EU manufacturers will sell 2 million fewer EVs due to the delay of 2025 emissions rules.
European carmakers sold 38% more electric cars in the first seven months of the year, ensuring that all but Mercedes-Benz are on track to comply with the EU’s 2025-27 emission targets, new T&E research finds [1]. However, the two-year extension of the targets allowed carmakers to take the foot off the gas and will lead to 2 million fewer electric cars being sold between 2025 and 2027 than under the original deadline [2]. T&E called on the EU Commission to stand firm over the 2030 and 2035 targets when it hosts a strategic dialogue on the future of the automotive industry this Friday.
BMW, Renault and Volkswagen are expected to meet their 2025-27 emissions targets, according to T&E’s EV Progress Report. BMW would be 13 grams per kilometer (gCO₂/km) overcompliant with the maximum average emissions allowed under EU law between 2025 and 2027. Stellantis and Renault would be 9 and 2 gCO₂/km overcompliant respectively, while Volkswagen will narrowly comply with no margin (0 gCO₂/km) to spare.
Mercedes-Benz, which holds the presidency of the EU auto lobby ACEA and is the loudest opponent of the EU targets, is the only European car manufacturer that would fail to reach them on its own. It would be 10 gCO₂/km undercompliant and would need to pay Volvo Cars and Polestar to purchase credits from them in a so-called pooling deal.
The EU is under pressure from carmakers to weaken their 2030 and 2035 emissions targets and earlier this year it gave a major concession to the industry by extending the 2025 target deadline by two years. Carmakers responded by increasing the price premium of electric models over combustion cars to 40% in June, up from 30% in early 2025 [3]. As a result of the target extension, 2 million fewer electric cars are expected to be sold in the EU between 2025 and 2027 [2].
This is despite positive market dynamics which are pushing electric sales. Battery costs are set to fall by 27% between 2022 and the end of this year and are set to decrease by another 28% by 2027 compared to 2025 levels, T&E forecasts [4]. Charging infrastructure has been deployed on 77% of the EU core highway network and all Member States have already met or surpassed the number of public charging points required by the EU’s 2025 target [5].
“OEMs are painting a terrible picture because they want their targets weakened. But the reality is that electric car sales are surging and emissions rules are key to that equation. By sticking to the agreed rules, Europe can give its automotive industry a fighting chance in the global EV race. But weakening the targets could see other manufacturers go the way of Mercedes which is falling behind on electrification and must buy credits from its competitors,” Lucien Mathieu, T&E cars director, said.

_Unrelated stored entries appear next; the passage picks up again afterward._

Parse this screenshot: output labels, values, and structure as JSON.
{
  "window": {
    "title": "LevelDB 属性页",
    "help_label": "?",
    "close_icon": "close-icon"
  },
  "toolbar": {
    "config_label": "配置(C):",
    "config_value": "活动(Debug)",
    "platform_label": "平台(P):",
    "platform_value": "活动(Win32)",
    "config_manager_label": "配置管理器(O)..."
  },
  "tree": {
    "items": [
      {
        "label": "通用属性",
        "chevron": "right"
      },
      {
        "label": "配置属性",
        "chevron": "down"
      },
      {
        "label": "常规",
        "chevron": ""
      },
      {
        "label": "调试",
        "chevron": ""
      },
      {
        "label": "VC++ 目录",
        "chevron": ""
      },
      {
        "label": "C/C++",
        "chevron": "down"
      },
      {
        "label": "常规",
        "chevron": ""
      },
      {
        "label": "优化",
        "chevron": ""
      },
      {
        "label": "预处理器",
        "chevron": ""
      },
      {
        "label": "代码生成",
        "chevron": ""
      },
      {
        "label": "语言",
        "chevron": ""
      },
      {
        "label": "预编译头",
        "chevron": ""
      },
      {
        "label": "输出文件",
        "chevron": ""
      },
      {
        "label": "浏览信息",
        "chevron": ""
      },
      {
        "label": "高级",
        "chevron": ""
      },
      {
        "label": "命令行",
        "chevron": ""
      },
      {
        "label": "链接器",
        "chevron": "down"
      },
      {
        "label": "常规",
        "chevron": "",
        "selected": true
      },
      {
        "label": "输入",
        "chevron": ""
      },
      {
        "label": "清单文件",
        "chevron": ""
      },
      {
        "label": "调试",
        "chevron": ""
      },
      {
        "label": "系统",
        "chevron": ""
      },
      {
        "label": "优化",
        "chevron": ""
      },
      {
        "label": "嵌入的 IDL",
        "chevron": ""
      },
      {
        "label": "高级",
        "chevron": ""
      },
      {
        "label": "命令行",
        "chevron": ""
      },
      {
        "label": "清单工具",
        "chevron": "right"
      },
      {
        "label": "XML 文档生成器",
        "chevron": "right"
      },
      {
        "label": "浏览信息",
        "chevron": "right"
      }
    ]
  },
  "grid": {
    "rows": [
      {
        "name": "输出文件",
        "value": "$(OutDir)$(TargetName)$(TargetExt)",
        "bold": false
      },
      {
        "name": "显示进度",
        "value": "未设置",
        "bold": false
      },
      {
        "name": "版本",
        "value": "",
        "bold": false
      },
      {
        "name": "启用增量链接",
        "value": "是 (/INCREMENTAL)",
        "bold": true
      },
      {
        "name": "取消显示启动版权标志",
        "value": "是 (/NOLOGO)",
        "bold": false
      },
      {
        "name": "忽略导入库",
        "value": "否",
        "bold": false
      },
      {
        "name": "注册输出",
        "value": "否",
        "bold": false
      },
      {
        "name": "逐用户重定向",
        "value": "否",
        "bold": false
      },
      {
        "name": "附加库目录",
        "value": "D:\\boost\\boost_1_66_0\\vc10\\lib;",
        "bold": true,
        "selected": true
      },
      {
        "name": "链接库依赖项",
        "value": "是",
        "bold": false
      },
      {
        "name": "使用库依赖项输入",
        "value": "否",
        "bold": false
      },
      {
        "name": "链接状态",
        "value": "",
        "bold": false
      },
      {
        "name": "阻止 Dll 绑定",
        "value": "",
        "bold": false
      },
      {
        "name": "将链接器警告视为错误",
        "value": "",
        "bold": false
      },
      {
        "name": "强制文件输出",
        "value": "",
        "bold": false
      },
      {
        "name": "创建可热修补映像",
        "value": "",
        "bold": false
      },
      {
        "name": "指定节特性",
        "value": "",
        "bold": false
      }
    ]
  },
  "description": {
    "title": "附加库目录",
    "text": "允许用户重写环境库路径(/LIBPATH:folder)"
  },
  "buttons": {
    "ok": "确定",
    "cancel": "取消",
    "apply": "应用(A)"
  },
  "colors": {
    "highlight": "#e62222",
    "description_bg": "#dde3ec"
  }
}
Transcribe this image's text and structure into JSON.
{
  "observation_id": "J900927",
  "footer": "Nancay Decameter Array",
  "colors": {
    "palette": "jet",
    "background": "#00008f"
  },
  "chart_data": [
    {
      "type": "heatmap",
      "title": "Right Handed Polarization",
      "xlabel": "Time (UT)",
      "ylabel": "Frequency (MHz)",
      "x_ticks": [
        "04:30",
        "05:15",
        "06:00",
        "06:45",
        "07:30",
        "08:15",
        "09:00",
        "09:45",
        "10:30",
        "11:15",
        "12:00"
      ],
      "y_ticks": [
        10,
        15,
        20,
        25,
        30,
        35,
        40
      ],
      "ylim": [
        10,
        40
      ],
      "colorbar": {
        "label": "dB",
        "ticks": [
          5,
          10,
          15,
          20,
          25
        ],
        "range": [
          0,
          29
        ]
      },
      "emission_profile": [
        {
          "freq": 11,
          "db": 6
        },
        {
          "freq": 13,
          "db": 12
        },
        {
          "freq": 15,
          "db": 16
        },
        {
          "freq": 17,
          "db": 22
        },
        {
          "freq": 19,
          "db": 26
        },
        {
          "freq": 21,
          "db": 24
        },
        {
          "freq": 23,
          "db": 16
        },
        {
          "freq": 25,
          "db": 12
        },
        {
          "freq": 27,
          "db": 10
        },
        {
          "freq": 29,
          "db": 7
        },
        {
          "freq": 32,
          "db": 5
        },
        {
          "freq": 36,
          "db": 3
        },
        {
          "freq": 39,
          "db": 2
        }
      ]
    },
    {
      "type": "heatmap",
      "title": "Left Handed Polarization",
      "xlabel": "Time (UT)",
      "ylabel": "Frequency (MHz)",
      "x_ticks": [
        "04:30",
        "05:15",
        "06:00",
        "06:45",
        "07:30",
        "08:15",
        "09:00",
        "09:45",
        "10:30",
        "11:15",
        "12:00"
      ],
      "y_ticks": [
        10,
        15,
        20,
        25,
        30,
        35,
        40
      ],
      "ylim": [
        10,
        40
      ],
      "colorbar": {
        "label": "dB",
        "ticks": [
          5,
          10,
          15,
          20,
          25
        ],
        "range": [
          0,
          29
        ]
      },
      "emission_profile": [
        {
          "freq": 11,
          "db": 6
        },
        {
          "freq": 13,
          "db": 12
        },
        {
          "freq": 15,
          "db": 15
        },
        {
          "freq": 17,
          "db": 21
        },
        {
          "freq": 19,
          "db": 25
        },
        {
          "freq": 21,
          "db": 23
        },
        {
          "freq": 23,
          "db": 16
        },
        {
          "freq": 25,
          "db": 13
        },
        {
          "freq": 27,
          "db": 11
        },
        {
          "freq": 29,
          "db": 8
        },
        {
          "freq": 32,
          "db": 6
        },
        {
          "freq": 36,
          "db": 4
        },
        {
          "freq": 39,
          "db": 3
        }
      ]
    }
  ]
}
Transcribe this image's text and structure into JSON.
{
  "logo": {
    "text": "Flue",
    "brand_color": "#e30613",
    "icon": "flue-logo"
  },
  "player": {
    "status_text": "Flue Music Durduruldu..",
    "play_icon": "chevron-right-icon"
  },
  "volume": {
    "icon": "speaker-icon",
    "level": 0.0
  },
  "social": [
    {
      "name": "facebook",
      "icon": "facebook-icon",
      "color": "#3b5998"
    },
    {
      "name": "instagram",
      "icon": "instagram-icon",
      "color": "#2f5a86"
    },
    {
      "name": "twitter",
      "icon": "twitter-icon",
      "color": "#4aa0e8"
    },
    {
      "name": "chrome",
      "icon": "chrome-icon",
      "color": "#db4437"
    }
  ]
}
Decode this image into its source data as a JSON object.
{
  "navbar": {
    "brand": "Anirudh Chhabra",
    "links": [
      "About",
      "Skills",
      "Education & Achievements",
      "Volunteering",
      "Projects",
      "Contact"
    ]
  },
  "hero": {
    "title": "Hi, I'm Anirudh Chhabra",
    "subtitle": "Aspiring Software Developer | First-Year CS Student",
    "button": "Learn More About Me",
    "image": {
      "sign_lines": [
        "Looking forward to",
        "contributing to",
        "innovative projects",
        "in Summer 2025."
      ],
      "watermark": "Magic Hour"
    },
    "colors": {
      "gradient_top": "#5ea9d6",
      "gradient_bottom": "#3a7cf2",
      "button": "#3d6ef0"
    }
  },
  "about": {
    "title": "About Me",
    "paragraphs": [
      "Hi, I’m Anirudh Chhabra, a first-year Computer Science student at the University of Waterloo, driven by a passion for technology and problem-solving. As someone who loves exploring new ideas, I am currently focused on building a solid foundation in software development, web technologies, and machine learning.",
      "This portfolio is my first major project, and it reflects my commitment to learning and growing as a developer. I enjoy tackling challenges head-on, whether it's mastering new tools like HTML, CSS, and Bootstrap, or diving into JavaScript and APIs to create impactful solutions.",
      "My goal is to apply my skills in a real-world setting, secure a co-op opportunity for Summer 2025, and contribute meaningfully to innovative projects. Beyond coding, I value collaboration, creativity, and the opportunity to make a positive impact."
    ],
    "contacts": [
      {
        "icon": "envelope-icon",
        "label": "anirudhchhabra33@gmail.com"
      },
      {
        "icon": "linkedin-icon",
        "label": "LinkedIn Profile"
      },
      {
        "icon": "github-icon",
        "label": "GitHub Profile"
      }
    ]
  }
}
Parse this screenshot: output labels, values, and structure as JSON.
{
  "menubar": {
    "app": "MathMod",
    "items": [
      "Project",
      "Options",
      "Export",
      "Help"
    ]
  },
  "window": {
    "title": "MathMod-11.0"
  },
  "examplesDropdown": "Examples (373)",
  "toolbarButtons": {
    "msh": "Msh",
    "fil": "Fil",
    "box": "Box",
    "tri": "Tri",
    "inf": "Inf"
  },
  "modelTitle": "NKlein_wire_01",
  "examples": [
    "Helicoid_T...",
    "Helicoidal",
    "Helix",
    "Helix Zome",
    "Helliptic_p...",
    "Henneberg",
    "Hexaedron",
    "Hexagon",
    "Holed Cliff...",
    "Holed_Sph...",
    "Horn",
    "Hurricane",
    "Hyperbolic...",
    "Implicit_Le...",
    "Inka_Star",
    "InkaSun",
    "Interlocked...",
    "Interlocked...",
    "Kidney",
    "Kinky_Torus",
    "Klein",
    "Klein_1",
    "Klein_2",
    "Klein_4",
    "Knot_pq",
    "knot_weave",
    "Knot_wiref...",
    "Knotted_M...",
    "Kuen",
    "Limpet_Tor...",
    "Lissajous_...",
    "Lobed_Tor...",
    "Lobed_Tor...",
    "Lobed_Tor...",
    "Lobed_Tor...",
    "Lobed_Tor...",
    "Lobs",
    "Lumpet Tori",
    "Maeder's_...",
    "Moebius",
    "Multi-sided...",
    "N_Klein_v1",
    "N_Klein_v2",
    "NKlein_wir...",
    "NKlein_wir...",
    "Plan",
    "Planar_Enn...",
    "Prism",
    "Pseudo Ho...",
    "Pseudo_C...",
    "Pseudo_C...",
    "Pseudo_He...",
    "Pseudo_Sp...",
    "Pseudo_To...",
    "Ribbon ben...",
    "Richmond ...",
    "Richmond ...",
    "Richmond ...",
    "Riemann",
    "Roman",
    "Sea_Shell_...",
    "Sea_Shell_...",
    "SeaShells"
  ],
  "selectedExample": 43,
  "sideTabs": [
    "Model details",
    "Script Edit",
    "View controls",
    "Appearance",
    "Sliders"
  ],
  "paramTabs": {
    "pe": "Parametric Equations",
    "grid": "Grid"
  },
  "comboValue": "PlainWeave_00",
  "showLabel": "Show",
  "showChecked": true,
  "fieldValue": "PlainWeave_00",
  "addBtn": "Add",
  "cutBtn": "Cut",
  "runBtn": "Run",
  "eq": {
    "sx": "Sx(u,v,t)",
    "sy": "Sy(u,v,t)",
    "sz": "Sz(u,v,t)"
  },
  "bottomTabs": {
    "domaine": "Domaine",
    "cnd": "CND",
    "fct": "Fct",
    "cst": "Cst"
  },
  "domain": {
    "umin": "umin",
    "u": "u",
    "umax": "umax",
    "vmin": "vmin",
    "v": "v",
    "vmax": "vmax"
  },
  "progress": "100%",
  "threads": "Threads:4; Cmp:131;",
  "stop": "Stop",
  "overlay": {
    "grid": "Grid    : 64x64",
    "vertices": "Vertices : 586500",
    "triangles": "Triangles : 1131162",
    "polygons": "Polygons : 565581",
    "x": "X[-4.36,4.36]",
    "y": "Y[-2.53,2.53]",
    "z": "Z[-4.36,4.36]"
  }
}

While the EU is discussing further relaxing of its emission rules, global markers are going electric fast. India, Mexico, Indonesia and Thailand have EV market shares of 5%, 5%, 13% and 24% respectively [6]. In the world’s largest car market, China, BEV sales share will surpass 30% by the end of 2025. These markets will expand rapidly in the next decade and unless Europe’s carmakers rapidly catch up now, Chinese manufacturers will dominate.
“European carmakers are living in cloud cuckoo land if they think China will stop innovating while they try to prolong the technology of the past. If the European Commission allows car manufacturers to stall on EV progress, Europe will lose ground on another key industry to global competitors. We need a European automotive industry that leads on one of the critical technologies of the 21st century, not one that puts us on the path to becoming a car museum,” Lucien Mathieu added.
Notes:
[1] To forecast car emissions, T&E used Globaldata’s Global Hybrid and EV sales Forecast, Q2 2025 database on the expected sales for each powertrain plus an in-house analysis that takes into account the emission reduction resulting from improvements to ICE models.
[2] In Q2 2025, GlobalData updated its BEV sales forecast for the period 2025–2027. The figures differ by 2 million from those in the Q2 2024 version of the forecast.
[3] Based on data reported by Bloomberg Intelligence.
[4] T&E estimated battery price reductions for the EU based on BloombergNEF global battery price evolution data and the expected growing share of cheaper LFP batteries.
[5] T&E quantified charging infrastructure deployment based on Eco-movement, ChargeUp Europe and EAFO figures.
[6] Market share for H1 2025 provided by GlobalData, except Vietnam which is from EV-Volumes and the Vietnam Automobile Manufacturers’ Association.